São cinco comandos de voz especiais que permitem acesso aos bots das empresas parceiras.

  • “Ok Google, falar com Enem 2018”: oferece um resumo dos temas que mais caem no exame por matéria;
  • “Ok Google, falar com Enem Dicas”: pequenas dicas, datas e possíveis temas da prova;
  • “Ok Google, falar com o 12 minutos”: resumo em áudio de livros que podem cair no Enem e sugestões de obras a serem lidas;
  • “Ok Google, falar com o Rota das Carreiras”: um teste vocacional com base nas suas respostas mostra quais carreiras mais combinam com o usuário e como é a rotina de cada uma;
  • Ok Google, falar com o Senai”: conteúdos profissionalizantes e sugestões de cursos técnicos.

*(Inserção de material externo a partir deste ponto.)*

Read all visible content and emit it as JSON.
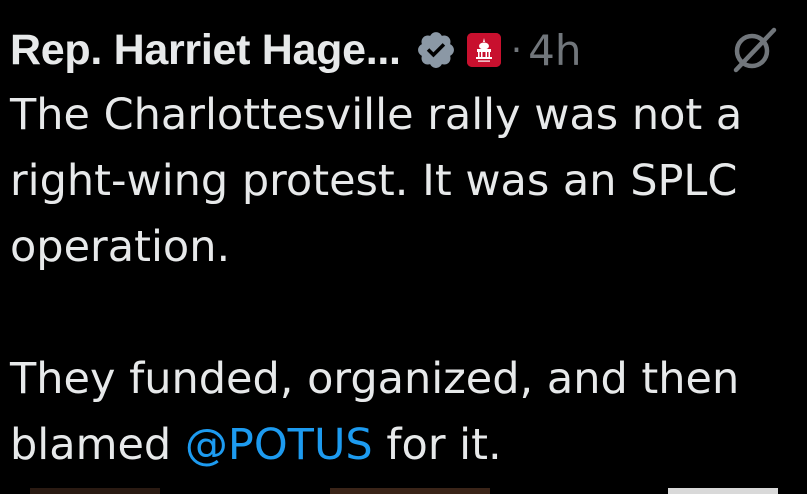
{
  "author": {
    "name": "Rep. Harriet Hage...",
    "verified_icon": "verified-badge-icon",
    "affiliate_icon": "capitol-affiliate-icon"
  },
  "meta": {
    "separator": "·",
    "timestamp": "4h",
    "grok_icon": "grok-icon"
  },
  "body": {
    "line1": "The Charlottesville rally was not a",
    "line2": "right-wing protest. It was an SPLC",
    "line3": "operation.",
    "line4": "They funded, organized, and then",
    "line5_prefix": "blamed ",
    "mention": "@POTUS",
    "line5_suffix": " for it."
  },
  "colors": {
    "background": "#000000",
    "text": "#e7e9ea",
    "muted": "#71767b",
    "link": "#1d9bf0",
    "verified": "#8b98a5",
    "affiliate": "#c8102e"
  }
}
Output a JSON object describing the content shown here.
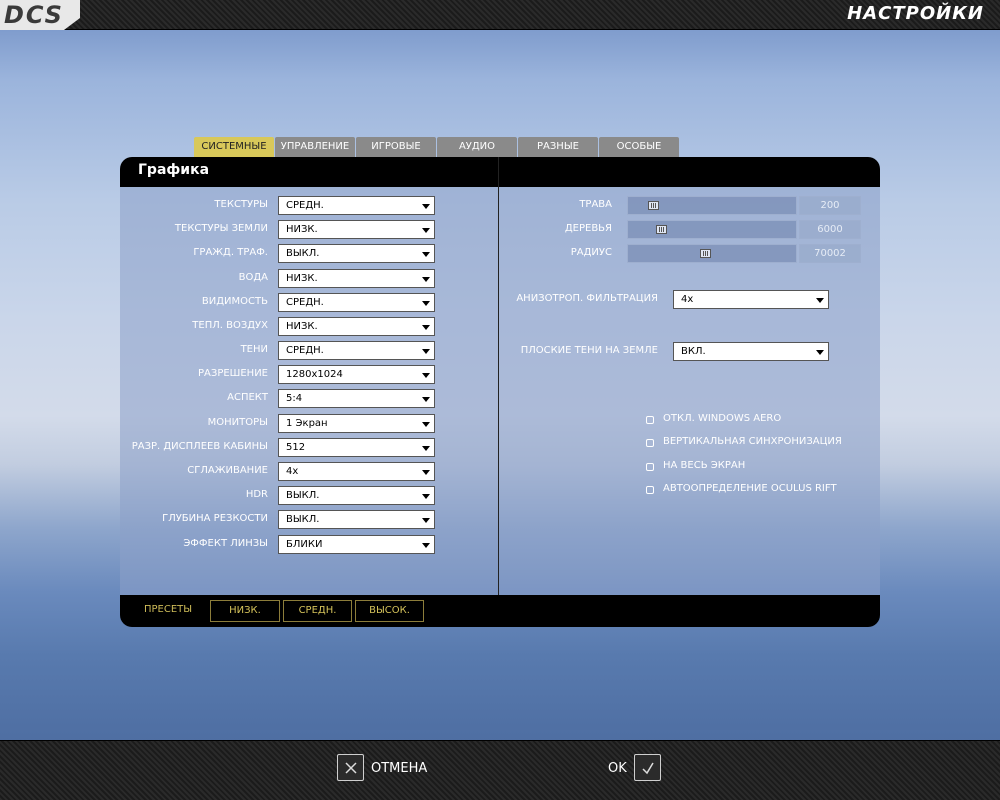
{
  "app": {
    "logo": "DCS",
    "title": "НАСТРОЙКИ"
  },
  "tabs": [
    {
      "label": "СИСТЕМНЫЕ",
      "active": true
    },
    {
      "label": "УПРАВЛЕНИЕ",
      "active": false
    },
    {
      "label": "ИГРОВЫЕ",
      "active": false
    },
    {
      "label": "АУДИО",
      "active": false
    },
    {
      "label": "РАЗНЫЕ",
      "active": false
    },
    {
      "label": "ОСОБЫЕ",
      "active": false
    }
  ],
  "panel": {
    "title": "Графика"
  },
  "left_settings": [
    {
      "label": "ТЕКСТУРЫ",
      "value": "СРЕДН."
    },
    {
      "label": "ТЕКСТУРЫ ЗЕМЛИ",
      "value": "НИЗК."
    },
    {
      "label": "ГРАЖД. ТРАФ.",
      "value": "ВЫКЛ."
    },
    {
      "label": "ВОДА",
      "value": "НИЗК."
    },
    {
      "label": "ВИДИМОСТЬ",
      "value": "СРЕДН."
    },
    {
      "label": "ТЕПЛ. ВОЗДУХ",
      "value": "НИЗК."
    },
    {
      "label": "ТЕНИ",
      "value": "СРЕДН."
    },
    {
      "label": "РАЗРЕШЕНИЕ",
      "value": "1280x1024"
    },
    {
      "label": "АСПЕКТ",
      "value": "5:4"
    },
    {
      "label": "МОНИТОРЫ",
      "value": "1 Экран"
    },
    {
      "label": "РАЗР. ДИСПЛЕЕВ КАБИНЫ",
      "value": "512"
    },
    {
      "label": "СГЛАЖИВАНИЕ",
      "value": "4x"
    },
    {
      "label": "HDR",
      "value": "ВЫКЛ."
    },
    {
      "label": "ГЛУБИНА РЕЗКОСТИ",
      "value": "ВЫКЛ."
    },
    {
      "label": "ЭФФЕКТ ЛИНЗЫ",
      "value": "БЛИКИ"
    }
  ],
  "sliders": [
    {
      "label": "ТРАВА",
      "value": "200",
      "level": 0.13
    },
    {
      "label": "ДЕРЕВЬЯ",
      "value": "6000",
      "level": 0.18
    },
    {
      "label": "РАДИУС",
      "value": "70002",
      "level": 0.46
    }
  ],
  "right_selects": [
    {
      "label": "АНИЗОТРОП. ФИЛЬТРАЦИЯ",
      "value": "4x"
    },
    {
      "label": "ПЛОСКИЕ ТЕНИ НА ЗЕМЛЕ",
      "value": "ВКЛ."
    }
  ],
  "checkboxes": [
    {
      "label": "ОТКЛ. WINDOWS AERO",
      "checked": false
    },
    {
      "label": "ВЕРТИКАЛЬНАЯ СИНХРОНИЗАЦИЯ",
      "checked": false
    },
    {
      "label": "НА ВЕСЬ ЭКРАН",
      "checked": false
    },
    {
      "label": "АВТООПРЕДЕЛЕНИЕ OCULUS RIFT",
      "checked": false
    }
  ],
  "presets": {
    "label": "ПРЕСЕТЫ",
    "buttons": [
      "НИЗК.",
      "СРЕДН.",
      "ВЫСОК."
    ]
  },
  "bottom": {
    "cancel_label": "ОТМЕНА",
    "ok_label": "OK"
  }
}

Além dessa novidade, a Busca do Google ganhou também um card especial que inclui as informações mais importantes sobre o exame num mesmo espaço. “Este é apenas o começo de uma série de novidades na área de educação”, disseram Kim Farrell e Walquiria Saad, dos times de marketing e de parcerias para a Busca e Assistente do Google.